“I say, Ladle,” whispered Vince, “this is like what we have often read of. How do you feel? There’s going to be a fight. Look! they’re loading the guns aft.”
“Oh, I feel all right yet,—just a little shivery like. But what makes you say there’s going to be a fight?”
“Didn’t you see the schooner hoist a flag?”
“Of course I did, but I thought she was a friend. Why are they going to fight? Oh, I know: it’s only a sham fight, for practice.”
“I don’t believe it is sham; the skipper looked too serious. I saw him showing his teeth, and the men all look in earnest. They’ve been doing something old Jacques don’t like, and he’s going to bring them to their senses.
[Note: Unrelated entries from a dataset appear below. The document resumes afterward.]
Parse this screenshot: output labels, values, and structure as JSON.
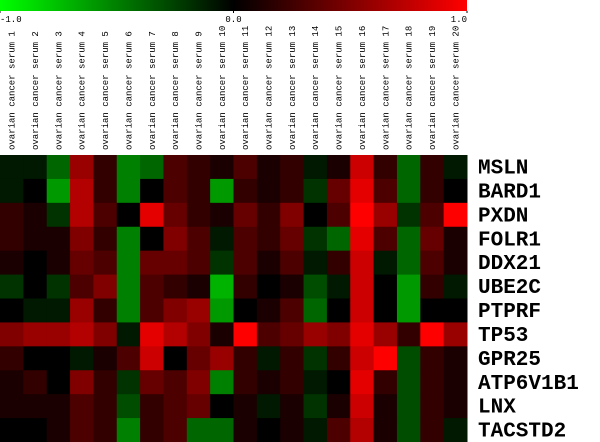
{
  "chart_data": {
    "type": "heatmap",
    "clim": [
      -1,
      1
    ],
    "colorbar_ticks": [
      {
        "value": -1,
        "label": "-1.0"
      },
      {
        "value": 0,
        "label": "0.0"
      },
      {
        "value": 1,
        "label": "1.0"
      }
    ],
    "colors": {
      "low": "#00ff00",
      "mid": "#000000",
      "high": "#ff0000"
    },
    "columns": [
      "ovarian cancer serum 1",
      "ovarian cancer serum 2",
      "ovarian cancer serum 3",
      "ovarian cancer serum 4",
      "ovarian cancer serum 5",
      "ovarian cancer serum 6",
      "ovarian cancer serum 7",
      "ovarian cancer serum 8",
      "ovarian cancer serum 9",
      "ovarian cancer serum 10",
      "ovarian cancer serum 11",
      "ovarian cancer serum 12",
      "ovarian cancer serum 13",
      "ovarian cancer serum 14",
      "ovarian cancer serum 15",
      "ovarian cancer serum 16",
      "ovarian cancer serum 17",
      "ovarian cancer serum 18",
      "ovarian cancer serum 19",
      "ovarian cancer serum 20"
    ],
    "rows": [
      "MSLN",
      "BARD1",
      "PXDN",
      "FOLR1",
      "DDX21",
      "UBE2C",
      "PTPRF",
      "TP53",
      "GPR25",
      "ATP6V1B1",
      "LNX",
      "TACSTD2"
    ],
    "values": [
      [
        -0.1,
        -0.1,
        -0.4,
        0.6,
        0.2,
        -0.5,
        -0.4,
        0.3,
        0.2,
        0.1,
        0.3,
        0.1,
        0.2,
        -0.1,
        0.1,
        0.8,
        0.2,
        -0.4,
        0.2,
        -0.1
      ],
      [
        -0.1,
        0,
        -0.6,
        0.7,
        0.2,
        -0.5,
        0,
        0.3,
        0.2,
        -0.6,
        0.2,
        0.1,
        0.2,
        -0.2,
        0.4,
        0.9,
        0.3,
        -0.4,
        0.2,
        0
      ],
      [
        0.2,
        0.1,
        -0.2,
        0.7,
        0.3,
        0,
        0.9,
        0.4,
        0.2,
        0.1,
        0.4,
        0.2,
        0.5,
        0,
        0.3,
        1.0,
        0.6,
        -0.2,
        0.3,
        1.0
      ],
      [
        0.2,
        0.1,
        0.1,
        0.5,
        0.2,
        -0.5,
        0,
        0.5,
        0.3,
        -0.1,
        0.3,
        0.2,
        0.4,
        -0.2,
        -0.4,
        0.9,
        0.3,
        -0.4,
        0.4,
        0.1
      ],
      [
        0.1,
        0,
        0.1,
        0.4,
        0.3,
        -0.5,
        0.4,
        0.4,
        0.3,
        -0.2,
        0.3,
        0.1,
        0.3,
        -0.1,
        0.2,
        0.8,
        -0.1,
        -0.4,
        0.3,
        0.1
      ],
      [
        -0.2,
        0,
        -0.2,
        0.3,
        0.5,
        -0.5,
        0.3,
        0.2,
        0.1,
        -0.7,
        0.2,
        0,
        0.1,
        -0.3,
        -0.1,
        0.8,
        0,
        -0.6,
        0.2,
        -0.1
      ],
      [
        0,
        -0.1,
        -0.1,
        0.6,
        0.2,
        -0.5,
        0.3,
        0.5,
        0.6,
        -0.6,
        0,
        0.1,
        0.3,
        -0.4,
        0,
        0.8,
        0,
        -0.6,
        0,
        0
      ],
      [
        0.5,
        0.6,
        0.6,
        0.7,
        0.5,
        -0.1,
        0.9,
        0.7,
        0.5,
        0.1,
        1.0,
        0.3,
        0.4,
        0.6,
        0.5,
        0.9,
        0.6,
        0.2,
        1.0,
        0.6
      ],
      [
        0.2,
        0,
        0,
        -0.1,
        0.1,
        0.3,
        0.8,
        0,
        0.4,
        0.6,
        0.2,
        -0.1,
        0.2,
        -0.2,
        0.2,
        0.8,
        1.0,
        -0.3,
        0.2,
        0.1
      ],
      [
        0.1,
        0.2,
        0,
        0.5,
        0.2,
        -0.2,
        0.4,
        0.3,
        0.5,
        -0.5,
        0.2,
        0.1,
        0.2,
        -0.1,
        0,
        0.9,
        0.2,
        -0.3,
        0.2,
        0.1
      ],
      [
        0.1,
        0.1,
        0.1,
        0.3,
        0.2,
        -0.3,
        0.2,
        0.3,
        0.4,
        0,
        0.1,
        -0.1,
        0.1,
        -0.2,
        0.1,
        0.8,
        0.1,
        -0.3,
        0.2,
        0.1
      ],
      [
        0,
        0,
        0.1,
        0.3,
        0.2,
        -0.5,
        0.2,
        0.3,
        -0.4,
        -0.4,
        0.1,
        0,
        0.1,
        -0.1,
        0.3,
        0.7,
        0.1,
        -0.3,
        0.2,
        -0.1
      ]
    ]
  }
}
Here, I say, you’re not getting those ready for breakfast?”
They were opposite the galley as Vince spoke, and he had suddenly caught sight of the cook, who was hurrying on his fire, and heating about half a dozen rods of iron between the bars of the stove.
“Oh yes, I am,” said the man, with a grin—“for somebody’s breakfast. I say, youngsters, I’d go down below if I was you; it may mean warm work if the wind don’t come soon.”
“What has the wind to do with it?” said Vince.
“To do with it! Everything, my lad. If the wind comes, we shall run, of course. We don’t want to fight.”
“But why are we going to fight the schooner?”